Twelve Poems of Emily Dickinson
Twelve Poems of Emily Dickinson is a song cycle for medium voice, played in piano by the American composer Aaron Copland.
Completed in 1950 and lasting for under half an hour only, it represents Copland's longest work for solo voice. He assigned the first line of each poem as the song title, since Emily Dickinson had not written a title for any of the pieces. The exception is "The Chariot," which was Dickinson's original published title.
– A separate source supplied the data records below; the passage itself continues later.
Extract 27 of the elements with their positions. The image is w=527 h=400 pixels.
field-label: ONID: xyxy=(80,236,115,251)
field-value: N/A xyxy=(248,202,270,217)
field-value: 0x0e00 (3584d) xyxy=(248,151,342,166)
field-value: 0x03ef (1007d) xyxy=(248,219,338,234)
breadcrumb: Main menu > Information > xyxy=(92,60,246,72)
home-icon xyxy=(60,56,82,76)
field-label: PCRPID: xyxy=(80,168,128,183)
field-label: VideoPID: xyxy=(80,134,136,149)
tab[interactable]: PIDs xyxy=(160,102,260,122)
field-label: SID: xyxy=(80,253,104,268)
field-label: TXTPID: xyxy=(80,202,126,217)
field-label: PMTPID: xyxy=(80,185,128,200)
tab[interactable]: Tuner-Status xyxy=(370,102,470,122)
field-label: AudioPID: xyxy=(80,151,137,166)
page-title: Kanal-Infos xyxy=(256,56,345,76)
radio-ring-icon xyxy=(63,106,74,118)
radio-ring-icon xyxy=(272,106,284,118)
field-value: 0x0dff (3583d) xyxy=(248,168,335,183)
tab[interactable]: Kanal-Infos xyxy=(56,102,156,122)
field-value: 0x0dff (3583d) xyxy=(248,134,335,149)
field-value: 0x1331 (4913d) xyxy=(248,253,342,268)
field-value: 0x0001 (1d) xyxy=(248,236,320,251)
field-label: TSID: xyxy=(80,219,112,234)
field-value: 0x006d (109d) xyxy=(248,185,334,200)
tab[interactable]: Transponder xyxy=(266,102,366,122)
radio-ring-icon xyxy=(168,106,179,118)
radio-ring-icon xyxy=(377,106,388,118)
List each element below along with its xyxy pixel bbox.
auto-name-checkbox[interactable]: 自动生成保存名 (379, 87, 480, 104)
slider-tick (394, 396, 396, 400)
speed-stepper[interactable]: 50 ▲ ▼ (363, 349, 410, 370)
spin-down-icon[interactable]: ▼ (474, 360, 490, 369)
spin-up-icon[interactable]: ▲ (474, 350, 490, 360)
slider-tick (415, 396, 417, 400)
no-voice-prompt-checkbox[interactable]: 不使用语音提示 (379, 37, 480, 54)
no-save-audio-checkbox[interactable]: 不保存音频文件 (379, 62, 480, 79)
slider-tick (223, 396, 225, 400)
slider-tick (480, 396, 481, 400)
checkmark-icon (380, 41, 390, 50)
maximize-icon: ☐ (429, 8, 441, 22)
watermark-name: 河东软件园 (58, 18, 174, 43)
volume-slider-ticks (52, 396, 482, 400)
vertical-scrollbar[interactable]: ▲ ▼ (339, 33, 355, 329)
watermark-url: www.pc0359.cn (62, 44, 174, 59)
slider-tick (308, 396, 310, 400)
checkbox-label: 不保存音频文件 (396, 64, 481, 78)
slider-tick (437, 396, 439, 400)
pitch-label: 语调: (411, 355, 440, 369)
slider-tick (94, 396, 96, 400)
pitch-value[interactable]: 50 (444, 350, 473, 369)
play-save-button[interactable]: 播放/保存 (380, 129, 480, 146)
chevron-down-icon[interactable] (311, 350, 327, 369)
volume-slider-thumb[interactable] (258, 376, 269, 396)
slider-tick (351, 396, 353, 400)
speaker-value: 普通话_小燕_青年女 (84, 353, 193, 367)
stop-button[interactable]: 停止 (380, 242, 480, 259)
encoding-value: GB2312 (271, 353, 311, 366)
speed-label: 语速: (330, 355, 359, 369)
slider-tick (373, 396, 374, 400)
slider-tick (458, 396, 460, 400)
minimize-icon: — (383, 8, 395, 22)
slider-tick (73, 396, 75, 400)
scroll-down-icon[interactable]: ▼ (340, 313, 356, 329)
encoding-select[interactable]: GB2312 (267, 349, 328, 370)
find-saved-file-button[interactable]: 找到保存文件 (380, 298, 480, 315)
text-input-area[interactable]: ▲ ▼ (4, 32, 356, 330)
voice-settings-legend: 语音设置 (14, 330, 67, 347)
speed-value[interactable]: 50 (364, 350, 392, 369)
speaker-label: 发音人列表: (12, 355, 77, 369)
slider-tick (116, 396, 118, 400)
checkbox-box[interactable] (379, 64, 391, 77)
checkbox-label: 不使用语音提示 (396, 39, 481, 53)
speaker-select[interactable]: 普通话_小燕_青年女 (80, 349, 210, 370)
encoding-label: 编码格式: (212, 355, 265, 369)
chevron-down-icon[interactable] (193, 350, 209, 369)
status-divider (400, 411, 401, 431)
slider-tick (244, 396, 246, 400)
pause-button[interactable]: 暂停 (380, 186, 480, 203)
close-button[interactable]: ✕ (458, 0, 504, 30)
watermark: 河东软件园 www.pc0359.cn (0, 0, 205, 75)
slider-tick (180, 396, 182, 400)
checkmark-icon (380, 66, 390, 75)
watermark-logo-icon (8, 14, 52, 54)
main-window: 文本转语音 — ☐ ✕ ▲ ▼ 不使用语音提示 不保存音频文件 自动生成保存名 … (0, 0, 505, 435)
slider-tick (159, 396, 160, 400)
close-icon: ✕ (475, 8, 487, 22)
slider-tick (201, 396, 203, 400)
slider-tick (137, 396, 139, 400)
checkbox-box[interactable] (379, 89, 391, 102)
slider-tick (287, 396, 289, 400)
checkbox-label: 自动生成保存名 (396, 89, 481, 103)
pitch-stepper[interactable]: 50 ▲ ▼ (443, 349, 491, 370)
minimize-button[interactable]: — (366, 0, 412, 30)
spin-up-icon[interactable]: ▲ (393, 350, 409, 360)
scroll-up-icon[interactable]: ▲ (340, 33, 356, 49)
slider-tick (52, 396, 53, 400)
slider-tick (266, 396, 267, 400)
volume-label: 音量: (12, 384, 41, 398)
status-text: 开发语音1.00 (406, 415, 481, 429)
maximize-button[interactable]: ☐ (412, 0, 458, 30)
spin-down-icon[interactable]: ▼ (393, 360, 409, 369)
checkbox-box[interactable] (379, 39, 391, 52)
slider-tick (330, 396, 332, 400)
Each song is dedicated to a composer friend. The sequence, with dedicatees, is:
- Nature, the Gentlest Mother
- There Came a Wind Like a Bugle
- Why Do They Shut Me Out of Heaven?
- The World Feels Dusty
- Heart, We Will Forget Him!
- Dear March, Come In!
- Sleep Is Supposed to Be
- When They Come Back
- I Felt a Funeral in My Brain
- I've Heard an Organ Talk Sometimes
- Going to Heaven!
- The Chariot
The original version was premiered at Columbia University on 18 May 1950, with soloist Alice Howland accompanied by the composer. It was not especially well-received by critics, prompting Copland to note wryly to Leonard Bernstein "that I decided I must have written a better cycle than I had realized." The first recording was made by Copland and Martha Lipton for Columbia Masterworks Records in 1950-2 and issued in 1956. The premiere of the orchestration was given on 14 November 1970 at the Metropolitan Museum of Art, New York City, with soloist Gwendolyn Killebrew and the Juilliard Orchestra conducted by Michael Tilson Thomas. The orchestral arrangement was first recorded by Marni Nixon and the Pacific Symphony Orchestra under Keith Clark for Varese Sarabande in 1985. Tilson Thomas subsequently recorded the cycle for EMI with Barbara Hendricks and the London Symphony Orchestra in 1995.
Both versions have been recorded many times since their respective premieres.